Chapter 24 » 24.01

The Peace Testimony is probably the best known and best loved of the Quaker testimonies. Its roots lie in the personal experience of the love and power of Christ which marked the founders of the Quaker movement. They were dominated by a vision of the world transformed by Christ who lives in the hearts of all. Friends sought to make the vision real by putting emphasis on Christian practice rather than primarily on any particular dogma or ideological system. Theirs was a spontaneous and practical religion. They recognised the realities of evil and conflict, but it was contrary to the spirit of Christ to use war and violence as means to deal with them.

The Peace Testimony has been a source of inspiration to Friends through the centuries, for it points to a way of life which embraces all human relationships. The following extracts trace the source of the Peace Testimony in the experience of the founders of the Quaker movement and illustrate its evolution over three hundred and fifty years in response to a changing world. As a Society we have been faithful throughout in maintaining a corporate witness against all war and violence. However, in our personal lives we have continually to wrestle with the difficulty of finding ways to reconcile our faith with practical ways of living it out in the world. It is not surprising, therefore, that we have not always all reached the same conclusions when dealing with the daunting complexities and moral dilemmas of society and its government.

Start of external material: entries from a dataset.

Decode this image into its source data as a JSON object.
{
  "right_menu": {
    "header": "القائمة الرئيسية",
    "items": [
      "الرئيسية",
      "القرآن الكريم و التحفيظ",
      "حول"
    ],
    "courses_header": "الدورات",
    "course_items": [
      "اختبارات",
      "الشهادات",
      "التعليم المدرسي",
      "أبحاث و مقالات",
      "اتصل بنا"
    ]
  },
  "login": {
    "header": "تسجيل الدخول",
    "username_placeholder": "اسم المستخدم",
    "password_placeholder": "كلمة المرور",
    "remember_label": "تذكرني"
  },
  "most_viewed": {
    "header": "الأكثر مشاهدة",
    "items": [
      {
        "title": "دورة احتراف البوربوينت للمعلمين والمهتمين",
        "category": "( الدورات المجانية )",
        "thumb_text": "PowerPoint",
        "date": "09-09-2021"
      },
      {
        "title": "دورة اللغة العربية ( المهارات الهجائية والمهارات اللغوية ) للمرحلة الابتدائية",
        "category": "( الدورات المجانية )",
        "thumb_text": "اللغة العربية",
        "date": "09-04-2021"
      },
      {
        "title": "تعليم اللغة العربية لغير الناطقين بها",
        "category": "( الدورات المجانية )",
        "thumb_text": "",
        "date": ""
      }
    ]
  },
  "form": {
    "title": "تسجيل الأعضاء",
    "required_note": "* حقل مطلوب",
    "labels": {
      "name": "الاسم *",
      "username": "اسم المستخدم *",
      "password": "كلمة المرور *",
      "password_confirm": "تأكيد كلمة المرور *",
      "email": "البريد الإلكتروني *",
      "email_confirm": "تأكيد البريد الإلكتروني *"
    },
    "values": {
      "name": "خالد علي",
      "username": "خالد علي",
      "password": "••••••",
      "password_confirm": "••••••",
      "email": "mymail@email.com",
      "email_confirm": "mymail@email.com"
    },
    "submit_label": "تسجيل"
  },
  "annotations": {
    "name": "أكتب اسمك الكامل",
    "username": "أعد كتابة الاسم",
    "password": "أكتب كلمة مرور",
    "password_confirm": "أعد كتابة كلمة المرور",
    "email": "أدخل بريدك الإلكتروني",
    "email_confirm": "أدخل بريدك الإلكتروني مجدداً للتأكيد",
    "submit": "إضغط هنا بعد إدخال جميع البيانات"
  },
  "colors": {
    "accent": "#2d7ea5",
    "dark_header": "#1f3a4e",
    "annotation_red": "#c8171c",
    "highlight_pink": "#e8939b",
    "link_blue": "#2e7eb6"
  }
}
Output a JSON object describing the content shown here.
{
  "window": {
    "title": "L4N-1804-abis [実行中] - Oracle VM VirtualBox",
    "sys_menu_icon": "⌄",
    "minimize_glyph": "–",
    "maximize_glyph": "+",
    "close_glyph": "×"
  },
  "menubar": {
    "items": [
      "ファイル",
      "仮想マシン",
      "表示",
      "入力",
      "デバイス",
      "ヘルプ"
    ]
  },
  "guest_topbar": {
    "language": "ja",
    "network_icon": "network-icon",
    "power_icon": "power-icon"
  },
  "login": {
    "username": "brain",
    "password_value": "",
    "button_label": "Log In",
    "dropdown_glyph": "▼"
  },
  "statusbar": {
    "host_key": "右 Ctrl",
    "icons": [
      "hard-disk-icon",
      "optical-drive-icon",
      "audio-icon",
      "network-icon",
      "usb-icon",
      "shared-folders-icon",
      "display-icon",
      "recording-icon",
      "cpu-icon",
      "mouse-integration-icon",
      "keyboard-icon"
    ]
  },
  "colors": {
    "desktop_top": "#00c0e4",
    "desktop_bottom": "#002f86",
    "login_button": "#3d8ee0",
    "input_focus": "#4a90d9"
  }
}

In the closing years of the twentieth century, we as Friends faced a bewildering array of social and international challenges, which have widened the relevance of the Peace Testimony from the issue of peace and war between states to the problems of tensions and conflicts in all their forms. Thus we are brought closer to the witness of early Friends, who did not draw a hard and fast distinction between the various Quaker testimonies, but saw them as a seamless expression of the universal spirit of Christ that dwells in the hearts of all.

I told [the Commonwealth Commissioners] I lived in the virtue of that life and power that took away the occasion of all wars… I told them I was come into the covenant of peace which was before wars and strife were.